Yoga

Yoga IT might seem strange that when Adam Woolley turned 26 in November, a group of his colleagues sang “Happy Birthday” as they, and he, were doing handstands. Handstands, though, are not so difficult for this crowd: they’re all students in a contortion class taught by Jonathan Nosan, and for most of them basic acrobatic moves are child’s play. The class, which Mr. Nosan has been teaching weekly since last fall at the Sankalpah Yoga Studio in Manhattan, tends to draw people who, as one student put it, use their bodies to make a living. Mr. Woolley is a professional hand balancer, and aerialists, a fitness pole dancer and ballet and modern dancers are among the other regulars. Even Isaac Peña, who founded the studio (with Jude English) and teaches yoga, takes Mr. Nosan’s class.
At first blush, it resembles some yoga classes, minus music, chanting or incense, but it transforms. “Yoga is more of an all-around wellness sort of thing, where it’s all about balance,” Mr. Peña said after a recent class. “Contortion is more extreme.” Students spend a good part of the 75 minutes bent over backward. And they’re not just poised in a backbend, but doing exercises like “the waterfall,” which requires them to lean back, touch the floor, return to a standing position and then repeat the motion several times — a reverse toe touch, more or less. “This one is a real sternum cracker,” Mr. Nosan said during one class as he coached his charges (and made an observer cringe).
The atmosphere in what Mr. Nosan calls his “contorture chamber” is light. The instructor giggles, and students joke and congratulate one another after difficult maneuvers. The camaraderie is palpable, partly because, outside of class, some of these folks move in the same circles. “The circus world is minuscule,” said Rachel Salzman, an aerialist and hand balancer who has done yoga with Mr. Peña and performed with other students in the class. “We all kind of know each other somehow.” But the airy atmosphere belies students’ intensity, and Mr. Nosan can be exacting. At a recent class he took time to work with Mr. Peña on the placement of one toe. “Are you feeling something?,” he polled the students while they were doing hanging back bends (long leans backward, but your hands are not touching the floor). “I would hate to have you in this position and not feeling anything.” Once he even advised a student to “relax the forehead.”

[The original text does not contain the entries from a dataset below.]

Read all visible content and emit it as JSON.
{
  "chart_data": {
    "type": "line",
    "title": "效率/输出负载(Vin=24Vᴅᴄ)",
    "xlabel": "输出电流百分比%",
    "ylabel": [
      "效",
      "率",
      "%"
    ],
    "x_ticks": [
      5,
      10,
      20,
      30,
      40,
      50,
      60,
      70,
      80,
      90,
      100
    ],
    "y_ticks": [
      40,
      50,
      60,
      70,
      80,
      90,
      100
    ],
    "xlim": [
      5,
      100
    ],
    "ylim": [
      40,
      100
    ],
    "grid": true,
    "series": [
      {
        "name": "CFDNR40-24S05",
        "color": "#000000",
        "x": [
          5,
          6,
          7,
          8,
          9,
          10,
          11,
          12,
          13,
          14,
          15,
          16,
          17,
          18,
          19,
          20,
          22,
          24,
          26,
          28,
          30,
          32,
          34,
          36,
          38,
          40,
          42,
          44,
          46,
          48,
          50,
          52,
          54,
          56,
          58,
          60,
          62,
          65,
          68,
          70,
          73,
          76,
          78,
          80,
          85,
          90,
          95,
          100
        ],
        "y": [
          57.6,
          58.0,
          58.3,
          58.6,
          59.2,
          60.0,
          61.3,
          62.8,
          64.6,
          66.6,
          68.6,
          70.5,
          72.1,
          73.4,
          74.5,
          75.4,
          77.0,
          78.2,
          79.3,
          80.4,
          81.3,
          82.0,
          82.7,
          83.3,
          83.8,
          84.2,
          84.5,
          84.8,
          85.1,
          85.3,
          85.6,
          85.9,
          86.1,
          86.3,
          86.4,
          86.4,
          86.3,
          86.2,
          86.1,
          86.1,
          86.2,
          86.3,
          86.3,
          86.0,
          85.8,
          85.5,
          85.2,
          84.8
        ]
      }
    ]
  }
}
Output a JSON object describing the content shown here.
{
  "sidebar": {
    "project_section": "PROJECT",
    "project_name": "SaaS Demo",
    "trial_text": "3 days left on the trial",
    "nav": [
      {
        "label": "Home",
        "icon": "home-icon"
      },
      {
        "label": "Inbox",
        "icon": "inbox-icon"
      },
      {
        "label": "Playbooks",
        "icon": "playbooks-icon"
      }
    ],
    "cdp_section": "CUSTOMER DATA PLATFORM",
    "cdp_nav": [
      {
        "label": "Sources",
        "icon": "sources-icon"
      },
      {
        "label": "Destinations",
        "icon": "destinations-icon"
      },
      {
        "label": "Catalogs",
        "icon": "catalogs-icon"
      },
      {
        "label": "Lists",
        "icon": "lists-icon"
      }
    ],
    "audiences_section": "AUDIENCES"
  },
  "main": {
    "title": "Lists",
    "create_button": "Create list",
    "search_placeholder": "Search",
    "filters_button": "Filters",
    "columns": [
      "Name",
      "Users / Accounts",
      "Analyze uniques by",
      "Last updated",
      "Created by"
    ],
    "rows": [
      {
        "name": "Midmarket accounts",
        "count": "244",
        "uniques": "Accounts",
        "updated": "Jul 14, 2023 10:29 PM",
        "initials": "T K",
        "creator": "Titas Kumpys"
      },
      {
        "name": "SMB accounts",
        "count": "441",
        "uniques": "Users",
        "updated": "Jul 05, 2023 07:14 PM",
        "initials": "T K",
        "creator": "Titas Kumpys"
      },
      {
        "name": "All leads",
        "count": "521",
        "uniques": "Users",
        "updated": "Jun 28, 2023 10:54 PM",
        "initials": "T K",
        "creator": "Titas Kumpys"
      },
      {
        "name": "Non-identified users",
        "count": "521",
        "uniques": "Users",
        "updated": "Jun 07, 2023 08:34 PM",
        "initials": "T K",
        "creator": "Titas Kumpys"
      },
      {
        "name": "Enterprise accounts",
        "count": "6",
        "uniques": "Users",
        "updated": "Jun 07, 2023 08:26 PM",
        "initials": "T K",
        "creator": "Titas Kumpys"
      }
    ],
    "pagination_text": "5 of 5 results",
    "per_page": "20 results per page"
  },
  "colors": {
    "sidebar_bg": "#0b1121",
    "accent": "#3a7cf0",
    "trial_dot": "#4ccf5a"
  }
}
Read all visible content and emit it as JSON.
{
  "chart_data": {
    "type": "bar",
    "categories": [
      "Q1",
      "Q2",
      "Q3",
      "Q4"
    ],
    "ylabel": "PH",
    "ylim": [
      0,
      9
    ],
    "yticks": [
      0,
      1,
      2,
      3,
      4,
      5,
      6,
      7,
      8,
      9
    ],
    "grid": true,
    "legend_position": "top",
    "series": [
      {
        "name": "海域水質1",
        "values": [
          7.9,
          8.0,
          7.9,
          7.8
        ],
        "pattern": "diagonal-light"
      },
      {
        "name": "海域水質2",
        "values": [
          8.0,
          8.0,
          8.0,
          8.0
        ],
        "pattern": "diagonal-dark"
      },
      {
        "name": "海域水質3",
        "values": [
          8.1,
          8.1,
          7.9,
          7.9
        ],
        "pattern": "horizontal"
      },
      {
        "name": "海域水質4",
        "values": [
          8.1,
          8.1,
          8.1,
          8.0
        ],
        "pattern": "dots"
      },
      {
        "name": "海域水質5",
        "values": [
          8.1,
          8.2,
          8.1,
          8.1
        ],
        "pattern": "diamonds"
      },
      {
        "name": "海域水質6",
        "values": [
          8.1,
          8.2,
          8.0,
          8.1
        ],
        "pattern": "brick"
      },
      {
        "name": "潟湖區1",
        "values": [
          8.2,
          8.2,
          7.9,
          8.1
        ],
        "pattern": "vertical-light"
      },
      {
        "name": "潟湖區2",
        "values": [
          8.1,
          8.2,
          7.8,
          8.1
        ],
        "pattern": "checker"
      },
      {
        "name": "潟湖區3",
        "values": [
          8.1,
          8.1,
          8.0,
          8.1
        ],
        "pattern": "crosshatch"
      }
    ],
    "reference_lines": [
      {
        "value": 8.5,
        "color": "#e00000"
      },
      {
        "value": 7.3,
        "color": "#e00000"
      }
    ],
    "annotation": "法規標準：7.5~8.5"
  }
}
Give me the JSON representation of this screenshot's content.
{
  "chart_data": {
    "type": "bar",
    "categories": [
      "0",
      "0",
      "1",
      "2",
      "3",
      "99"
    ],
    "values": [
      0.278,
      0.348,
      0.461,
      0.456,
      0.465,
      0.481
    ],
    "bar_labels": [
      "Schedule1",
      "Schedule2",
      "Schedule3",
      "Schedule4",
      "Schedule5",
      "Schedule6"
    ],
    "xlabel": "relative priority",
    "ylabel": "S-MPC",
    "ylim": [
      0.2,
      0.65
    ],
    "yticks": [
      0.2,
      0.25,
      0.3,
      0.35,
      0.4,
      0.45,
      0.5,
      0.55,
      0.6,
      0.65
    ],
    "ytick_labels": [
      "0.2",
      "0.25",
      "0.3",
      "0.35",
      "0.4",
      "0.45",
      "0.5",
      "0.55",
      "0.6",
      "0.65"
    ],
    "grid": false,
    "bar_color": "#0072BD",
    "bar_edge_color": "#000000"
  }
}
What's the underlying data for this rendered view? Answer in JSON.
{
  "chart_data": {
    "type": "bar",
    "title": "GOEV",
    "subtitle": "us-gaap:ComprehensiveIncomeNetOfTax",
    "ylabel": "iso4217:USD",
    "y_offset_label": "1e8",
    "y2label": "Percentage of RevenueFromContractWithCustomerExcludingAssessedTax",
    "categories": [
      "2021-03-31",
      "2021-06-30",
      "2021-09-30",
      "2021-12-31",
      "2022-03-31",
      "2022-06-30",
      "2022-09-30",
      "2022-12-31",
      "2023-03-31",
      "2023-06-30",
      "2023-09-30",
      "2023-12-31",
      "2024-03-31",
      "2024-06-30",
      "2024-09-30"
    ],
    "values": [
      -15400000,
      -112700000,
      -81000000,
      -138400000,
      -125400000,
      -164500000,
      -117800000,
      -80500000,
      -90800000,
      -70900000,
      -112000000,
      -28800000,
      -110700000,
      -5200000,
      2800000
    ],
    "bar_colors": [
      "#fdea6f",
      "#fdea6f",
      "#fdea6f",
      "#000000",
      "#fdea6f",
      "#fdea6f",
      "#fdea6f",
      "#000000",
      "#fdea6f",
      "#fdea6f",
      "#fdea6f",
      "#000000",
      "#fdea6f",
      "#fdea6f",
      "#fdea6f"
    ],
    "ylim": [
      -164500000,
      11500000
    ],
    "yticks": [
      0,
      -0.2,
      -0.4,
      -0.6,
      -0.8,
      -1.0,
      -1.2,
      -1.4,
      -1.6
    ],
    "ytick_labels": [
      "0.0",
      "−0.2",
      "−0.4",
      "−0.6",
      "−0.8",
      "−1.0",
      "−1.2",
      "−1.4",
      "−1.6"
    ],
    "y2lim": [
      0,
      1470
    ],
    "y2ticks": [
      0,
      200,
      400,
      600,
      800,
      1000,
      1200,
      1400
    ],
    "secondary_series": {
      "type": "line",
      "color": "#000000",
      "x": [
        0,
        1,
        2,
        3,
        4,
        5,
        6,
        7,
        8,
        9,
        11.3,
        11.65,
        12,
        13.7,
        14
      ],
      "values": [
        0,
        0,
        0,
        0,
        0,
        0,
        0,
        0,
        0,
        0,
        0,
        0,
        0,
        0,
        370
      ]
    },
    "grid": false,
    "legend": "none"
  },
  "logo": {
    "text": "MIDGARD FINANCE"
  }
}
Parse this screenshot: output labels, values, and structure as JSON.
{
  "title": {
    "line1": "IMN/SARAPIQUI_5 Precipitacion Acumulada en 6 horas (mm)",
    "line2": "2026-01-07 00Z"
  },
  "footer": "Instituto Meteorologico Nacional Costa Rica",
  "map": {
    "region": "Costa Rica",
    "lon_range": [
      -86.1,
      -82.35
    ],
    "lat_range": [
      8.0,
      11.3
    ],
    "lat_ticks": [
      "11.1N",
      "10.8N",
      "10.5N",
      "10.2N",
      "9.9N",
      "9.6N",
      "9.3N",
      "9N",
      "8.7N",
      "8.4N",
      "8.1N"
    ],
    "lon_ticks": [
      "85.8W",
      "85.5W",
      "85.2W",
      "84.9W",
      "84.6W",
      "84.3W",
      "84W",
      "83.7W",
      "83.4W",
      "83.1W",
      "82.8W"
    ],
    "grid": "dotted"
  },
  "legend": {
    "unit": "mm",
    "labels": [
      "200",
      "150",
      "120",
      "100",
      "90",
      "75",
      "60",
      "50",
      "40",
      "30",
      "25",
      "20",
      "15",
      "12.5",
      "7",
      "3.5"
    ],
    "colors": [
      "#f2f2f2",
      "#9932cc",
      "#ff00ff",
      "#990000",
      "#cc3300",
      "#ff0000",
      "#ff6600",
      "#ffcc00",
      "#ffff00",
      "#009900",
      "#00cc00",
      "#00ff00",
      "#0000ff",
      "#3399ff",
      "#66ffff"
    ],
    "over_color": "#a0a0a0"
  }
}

That actually counts as job advice for this crowd. “I’ve been doing yoga for a long time, but you don’t train like this in a yoga class,” said Marlo Fisken, a teacher and performer who won the American Pole Fitness Championships last fall, but still finds contortion class challenging. “I come here to work on my weaknesses,” she said. Clearly this class is not for everyone, but it may not be as much of a stretch as it sounds to those among us who huff and puff when bending over to tie our shoelaces. Mr. Nosan himself couldn’t even touch his toes 20 years ago. A former academic devoted to Asian studies at the University of California, Berkeley, and a Fulbright scholar, Mr. Nosan is today, at 42, a full-time contortionist who has performed in theater and circus events and has been a stunt double in films and commercials. He can touch his toes now, even bending over backward.